Et quand j'y pense maintenant, je n'ai jamais la langue aussi clouée que quand je commence vraiment à faire revenir mon point d'assemblage ! Je le retiens en ce moment tout au long de cette conversation, sur une certaine position, grâce à mon entraînement de traqueur. Et seulement grâce à mon entraînement de traqueur.
A la minute où je quitterai ce lieu, mon point d'assemblage se déplacera ailleurs. Croyez-moi, je vais repartir d'où je suis venue, le "ici maintenant" d'une autre réalité ! Et là-bas je ne serai pas capable de parler de cette manière. Alors pendant la courte durée où je suis ici, ce que je veux faire c'est vraiment arriver à transmettre et à formuler, pour quiconque s'intéresse à comprendre quelques-unes de ces idées, les très difficiles et cependant très simples concepts qui font la sorcellerie.
Et nos livres ont le même objectif d'essayer d'ouvrir cette connaissance au public, parce que nous n'avons réellement aucun apprenti. La règle qui gouvernait le cercle de don Juan, son groupe, n'a plus cours.

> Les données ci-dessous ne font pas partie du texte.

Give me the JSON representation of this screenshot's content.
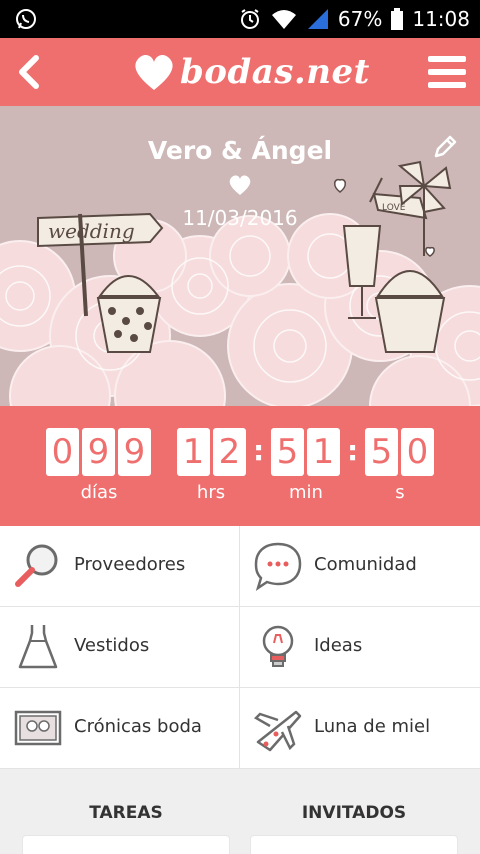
{
  "status": {
    "battery": "67%",
    "time": "11:08",
    "icons": [
      "whatsapp-icon",
      "alarm-icon",
      "wifi-icon",
      "signal-icon",
      "battery-icon"
    ]
  },
  "appbar": {
    "brand": "bodas.net",
    "back_icon": "chevron-left-icon",
    "menu_icon": "hamburger-menu-icon"
  },
  "hero": {
    "names": "Vero & Ángel",
    "date": "11/03/2016",
    "sign_text": "wedding",
    "flag_text": "LOVE"
  },
  "countdown": {
    "days": [
      "0",
      "9",
      "9"
    ],
    "hours": [
      "1",
      "2"
    ],
    "minutes": [
      "5",
      "1"
    ],
    "seconds": [
      "5",
      "0"
    ],
    "labels": {
      "days": "días",
      "hours": "hrs",
      "minutes": "min",
      "seconds": "s"
    }
  },
  "menu": {
    "items": [
      {
        "label": "Proveedores",
        "icon": "magnifier-icon"
      },
      {
        "label": "Comunidad",
        "icon": "chat-bubble-icon"
      },
      {
        "label": "Vestidos",
        "icon": "dress-icon"
      },
      {
        "label": "Ideas",
        "icon": "lightbulb-icon"
      },
      {
        "label": "Crónicas boda",
        "icon": "photos-icon"
      },
      {
        "label": "Luna de miel",
        "icon": "airplane-icon"
      }
    ]
  },
  "tabs": {
    "tareas": "TAREAS",
    "invitados": "INVITADOS"
  },
  "colors": {
    "brand": "#ef6f6f",
    "hero_bg": "#cdb8b7",
    "text": "#333333"
  }
}
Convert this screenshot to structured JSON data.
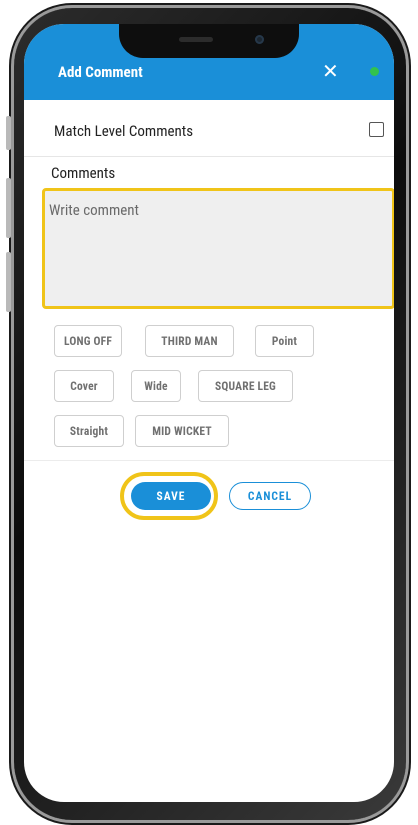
{
  "modal": {
    "title": "Add Comment",
    "close_icon": "close-icon",
    "status_dot_color": "#32c24d",
    "header_color": "#1a8fd8"
  },
  "match_level": {
    "label": "Match Level Comments",
    "checked": false
  },
  "comments": {
    "label": "Comments",
    "placeholder": "Write comment",
    "value": ""
  },
  "chips": [
    "LONG OFF",
    "THIRD MAN",
    "Point",
    "Cover",
    "Wide",
    "SQUARE LEG",
    "Straight",
    "MID WICKET"
  ],
  "actions": {
    "save_label": "SAVE",
    "cancel_label": "CANCEL"
  },
  "highlight_color": "#f0c419"
}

Les quelques personnes qui ont été formées par lui, ont été entraînées avec une fluidité totale et une sobriété totale, pour que nous soyons capable de déplacer notre point d'assemblage depuis de multiples et multiples positions, avec fluidité et avec responsabilité, et avec une conscience et une sobriété absolues. Et finalement, nous partirons vers la liberté totale, où nous ne nous arrêterons nulle part en particulier. Ce sera si fluide que, quelque soit l'endroit où les pouvoirs nous emmèneront, (le pouvoir de l'intention), cet endroit sera là où nous sommes. Quel que soit cet endroit en définitive.
JM : Nous parlions avec Taisha Abelar de son livre "Le Passage des Sorciers, le Voyage Initiatique d'une Femme." Taisha, merci d'avoir pris le temps de parler sur KPFK.
TA : Okay. C'était un plaisir pour moi d'être ici.
Interview réalisée en février 1993, dans les locaux de Toltecs Artists Incorporated à Los Angeles.